Get the jokes about voting booths crashing left and right out of your system: Microsoft announced today that it's taking a few steps towards election security. First up is ElectionGuard, an open source software development kit that will offer public verifiability and other security measures for elections. Since it's open, Microsoft is hoping developers will integrate it into existing voting systems -- it's not trying to replace things that already work. Additionally, Microsoft says it'll offer "guidance and tools to build more accessible voting systems," though it didn't elaborate on specifics. Developers will be able to get their hands on ElectionGuard's SDK when it hits GitHub in the summer.
Additionally, the company is launching Microsoft 365 for Campaigns, aiming to do for political operations what it's already doing for businesses, by bundling Windows, Office 365 and security offerings. When it launches in June, it'll be geared towards those running for federal office. Microsoft claims it'll be affordable, naturally, and "preconfigured to optimize for the unique operating environments campaigns face."

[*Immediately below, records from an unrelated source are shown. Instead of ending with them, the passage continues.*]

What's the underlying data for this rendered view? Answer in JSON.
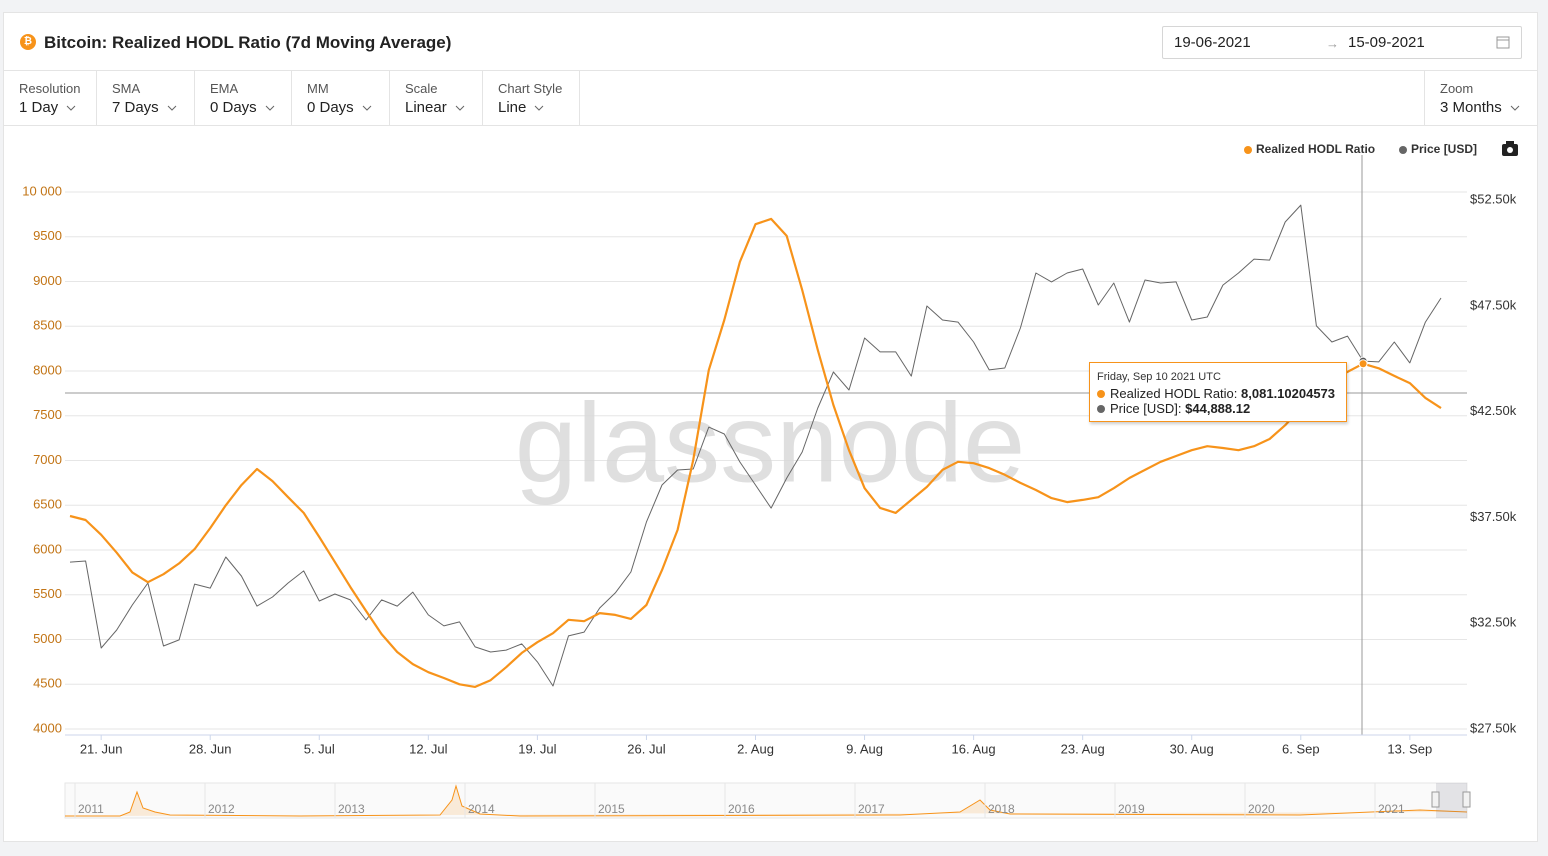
{
  "header": {
    "title": "Bitcoin: Realized HODL Ratio (7d Moving Average)",
    "date_from": "19-06-2021",
    "date_to": "15-09-2021"
  },
  "controls": [
    {
      "label": "Resolution",
      "value": "1 Day"
    },
    {
      "label": "SMA",
      "value": "7 Days"
    },
    {
      "label": "EMA",
      "value": "0 Days"
    },
    {
      "label": "MM",
      "value": "0 Days"
    },
    {
      "label": "Scale",
      "value": "Linear"
    },
    {
      "label": "Chart Style",
      "value": "Line"
    }
  ],
  "zoom": {
    "label": "Zoom",
    "value": "3 Months"
  },
  "tooltip": {
    "title": "Friday, Sep 10 2021 UTC",
    "items": [
      {
        "label": "Realized HODL Ratio:",
        "value": "8,081.10204573"
      },
      {
        "label": "Price [USD]:",
        "value": "$44,888.12"
      }
    ]
  },
  "navigator": {
    "labels": [
      "2011",
      "2012",
      "2013",
      "2014",
      "2015",
      "2016",
      "2017",
      "2018",
      "2019",
      "2020",
      "2021"
    ]
  },
  "chart_data": {
    "type": "line",
    "watermark": "glassnode",
    "grid": true,
    "categories": [
      null,
      null,
      "21. Jun",
      null,
      null,
      null,
      null,
      null,
      null,
      "28. Jun",
      null,
      null,
      null,
      null,
      null,
      null,
      "5. Jul",
      null,
      null,
      null,
      null,
      null,
      null,
      "12. Jul",
      null,
      null,
      null,
      null,
      null,
      null,
      "19. Jul",
      null,
      null,
      null,
      null,
      null,
      null,
      "26. Jul",
      null,
      null,
      null,
      null,
      null,
      null,
      "2. Aug",
      null,
      null,
      null,
      null,
      null,
      null,
      "9. Aug",
      null,
      null,
      null,
      null,
      null,
      null,
      "16. Aug",
      null,
      null,
      null,
      null,
      null,
      null,
      "23. Aug",
      null,
      null,
      null,
      null,
      null,
      null,
      "30. Aug",
      null,
      null,
      null,
      null,
      null,
      null,
      "6. Sep",
      null,
      null,
      null,
      null,
      null,
      null,
      "13. Sep",
      null,
      null
    ],
    "ylim": [
      3933,
      10447
    ],
    "yticks": [
      4000,
      4500,
      5000,
      5500,
      6000,
      6500,
      7000,
      7500,
      8000,
      8500,
      9000,
      9500,
      {
        "value": 10000,
        "label": "10 000"
      }
    ],
    "y2lim": [
      27216,
      54770
    ],
    "y2ticks": [
      {
        "value": 27500,
        "label": "$27.50k"
      },
      {
        "value": 32500,
        "label": "$32.50k"
      },
      {
        "value": 37500,
        "label": "$37.50k"
      },
      {
        "value": 42500,
        "label": "$42.50k"
      },
      {
        "value": 47500,
        "label": "$47.50k"
      },
      {
        "value": 52500,
        "label": "$52.50k"
      }
    ],
    "series": [
      {
        "name": "Realized HODL Ratio",
        "color": "#f7931a",
        "values": [
          6380,
          6335,
          6170,
          5970,
          5750,
          5640,
          5730,
          5850,
          6010,
          6245,
          6500,
          6725,
          6905,
          6770,
          6590,
          6415,
          6145,
          5865,
          5585,
          5320,
          5060,
          4860,
          4725,
          4635,
          4570,
          4500,
          4470,
          4545,
          4690,
          4850,
          4970,
          5070,
          5220,
          5205,
          5295,
          5275,
          5230,
          5385,
          5775,
          6225,
          7005,
          8010,
          8570,
          9220,
          9640,
          9700,
          9510,
          8905,
          8235,
          7620,
          7115,
          6690,
          6470,
          6415,
          6560,
          6705,
          6895,
          6985,
          6970,
          6915,
          6840,
          6750,
          6670,
          6580,
          6535,
          6560,
          6590,
          6690,
          6805,
          6895,
          6985,
          7050,
          7115,
          7160,
          7140,
          7115,
          7160,
          7240,
          7395,
          7585,
          7755,
          7900,
          7990,
          8081.10204573,
          8030,
          7945,
          7865,
          7700,
          7585
        ]
      },
      {
        "name": "Price [USD]",
        "color": "#666666",
        "axis": "y2",
        "values": [
          35390,
          35440,
          31330,
          32180,
          33360,
          34400,
          31420,
          31710,
          34350,
          34160,
          35630,
          34730,
          33310,
          33740,
          34400,
          34970,
          33550,
          33880,
          33600,
          32650,
          33600,
          33310,
          33970,
          32890,
          32370,
          32560,
          31380,
          31140,
          31230,
          31520,
          30670,
          29530,
          31900,
          32080,
          33220,
          33930,
          34920,
          37280,
          39030,
          39740,
          39790,
          41770,
          41440,
          40120,
          39030,
          37940,
          39360,
          40590,
          42670,
          44370,
          43520,
          45980,
          45320,
          45320,
          44180,
          47490,
          46830,
          46730,
          45790,
          44470,
          44560,
          46450,
          49050,
          48630,
          49050,
          49240,
          47540,
          48580,
          46730,
          48720,
          48580,
          48630,
          46830,
          46970,
          48480,
          49050,
          49710,
          49660,
          51460,
          52260,
          46550,
          45790,
          46070,
          44888.12,
          44850,
          45790,
          44800,
          46730,
          47870
        ]
      }
    ]
  }
}
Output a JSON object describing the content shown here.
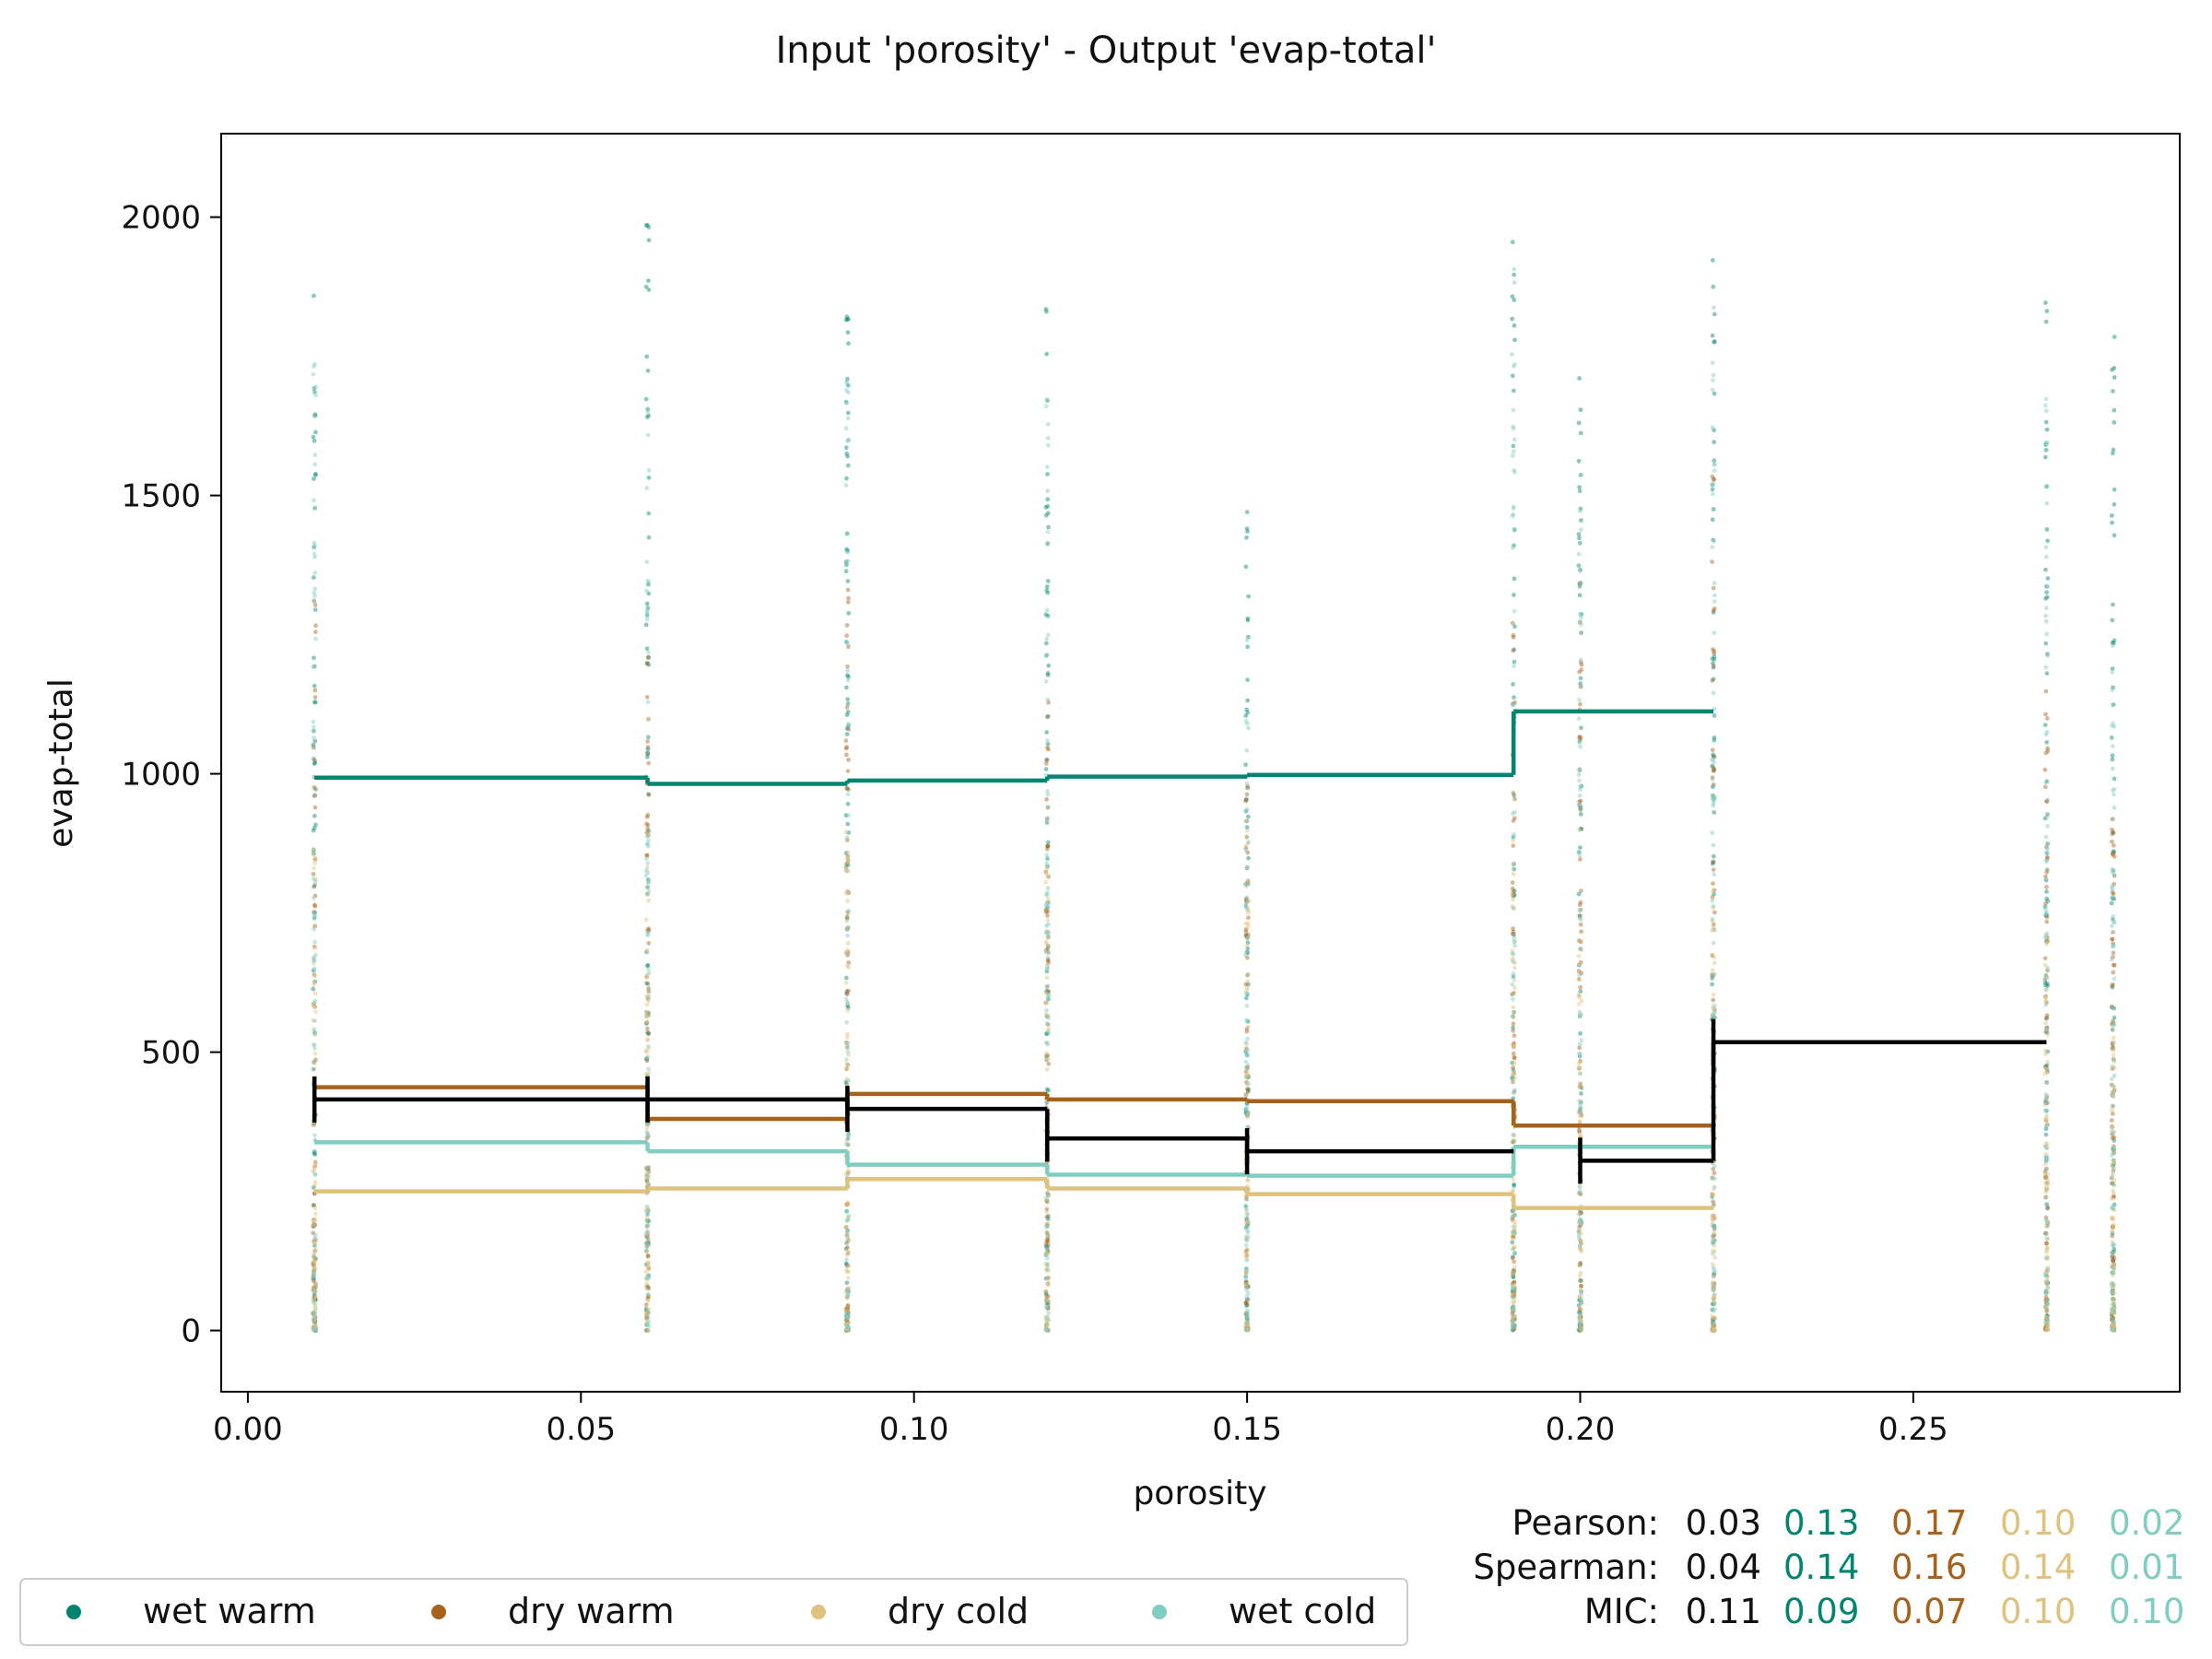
{
  "chart_data": {
    "type": "line",
    "title": "Input 'porosity' - Output 'evap-total'",
    "xlabel": "porosity",
    "ylabel": "evap-total",
    "xlim": [
      -0.004,
      0.29
    ],
    "ylim": [
      -110,
      2150
    ],
    "x_ticks": [
      0.0,
      0.05,
      0.1,
      0.15,
      0.2,
      0.25
    ],
    "x_tick_labels": [
      "0.00",
      "0.05",
      "0.10",
      "0.15",
      "0.20",
      "0.25"
    ],
    "y_ticks": [
      0,
      500,
      1000,
      1500,
      2000
    ],
    "y_tick_labels": [
      "0",
      "500",
      "1000",
      "1500",
      "2000"
    ],
    "x_levels": [
      0.01,
      0.06,
      0.09,
      0.12,
      0.15,
      0.19,
      0.2,
      0.22,
      0.27,
      0.28
    ],
    "series": [
      {
        "name": "wet warm",
        "color": "#018571",
        "steps": [
          [
            0.01,
            0.06,
            993
          ],
          [
            0.06,
            0.09,
            982
          ],
          [
            0.09,
            0.12,
            988
          ],
          [
            0.12,
            0.15,
            995
          ],
          [
            0.15,
            0.19,
            998
          ],
          [
            0.19,
            0.22,
            1112
          ]
        ],
        "scatter_max": [
          1870,
          2005,
          1955,
          1850,
          1480,
          2050,
          1765,
          1950,
          1900,
          1785
        ]
      },
      {
        "name": "dry warm",
        "color": "#a6611a",
        "steps": [
          [
            0.01,
            0.06,
            437
          ],
          [
            0.06,
            0.09,
            380
          ],
          [
            0.09,
            0.12,
            425
          ],
          [
            0.12,
            0.15,
            415
          ],
          [
            0.15,
            0.19,
            412
          ],
          [
            0.19,
            0.22,
            368
          ]
        ],
        "scatter_max": [
          1350,
          1250,
          1340,
          1150,
          1000,
          1300,
          1350,
          1550,
          1150,
          950
        ]
      },
      {
        "name": "dry cold",
        "color": "#dfc27d",
        "steps": [
          [
            0.01,
            0.06,
            250
          ],
          [
            0.06,
            0.09,
            255
          ],
          [
            0.09,
            0.12,
            272
          ],
          [
            0.12,
            0.15,
            255
          ],
          [
            0.15,
            0.19,
            245
          ],
          [
            0.19,
            0.22,
            220
          ]
        ],
        "scatter_max": [
          900,
          900,
          950,
          850,
          900,
          900,
          700,
          800,
          700,
          600
        ]
      },
      {
        "name": "wet cold",
        "color": "#80cdc1",
        "steps": [
          [
            0.01,
            0.06,
            338
          ],
          [
            0.06,
            0.09,
            322
          ],
          [
            0.09,
            0.12,
            298
          ],
          [
            0.12,
            0.15,
            280
          ],
          [
            0.15,
            0.19,
            278
          ],
          [
            0.19,
            0.22,
            330
          ]
        ],
        "scatter_max": [
          1770,
          1800,
          1720,
          1780,
          1250,
          1920,
          1500,
          1860,
          1700,
          1310
        ]
      }
    ],
    "overall": {
      "color": "#000000",
      "steps": [
        [
          0.01,
          0.06,
          415
        ],
        [
          0.06,
          0.09,
          415
        ],
        [
          0.09,
          0.12,
          398
        ],
        [
          0.12,
          0.15,
          345
        ],
        [
          0.15,
          0.19,
          322
        ],
        [
          0.2,
          0.22,
          305
        ],
        [
          0.22,
          0.27,
          518
        ]
      ]
    },
    "legend": {
      "placement": "bottom-left",
      "items": [
        {
          "label": "wet warm",
          "color": "#018571"
        },
        {
          "label": "dry warm",
          "color": "#a6611a"
        },
        {
          "label": "dry cold",
          "color": "#dfc27d"
        },
        {
          "label": "wet cold",
          "color": "#80cdc1"
        }
      ]
    },
    "stats": [
      {
        "label": "Pearson:",
        "values": [
          "0.03",
          "0.13",
          "0.17",
          "0.10",
          "0.02"
        ]
      },
      {
        "label": "Spearman:",
        "values": [
          "0.04",
          "0.14",
          "0.16",
          "0.14",
          "0.01"
        ]
      },
      {
        "label": "MIC:",
        "values": [
          "0.11",
          "0.09",
          "0.07",
          "0.10",
          "0.10"
        ]
      }
    ],
    "stats_colors": [
      "#111111",
      "#018571",
      "#a6611a",
      "#dfc27d",
      "#80cdc1"
    ],
    "grid": false
  }
}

If any of this sounds familiar, that's because it's an evolution of AccountGuard, a service Microsoft announced last year for national attack warnings and threat detection. While it's a bit strange to hear Microsoft diving so deeply into election security, it makes sense when you think about next year's US presidential election. Information security was a major dilemma in 2016, thanks to incidents like Russia's widespread hacking. You can bet there will be plenty of political campaigns will be willing to spend whatever it takes to feel a bit safer.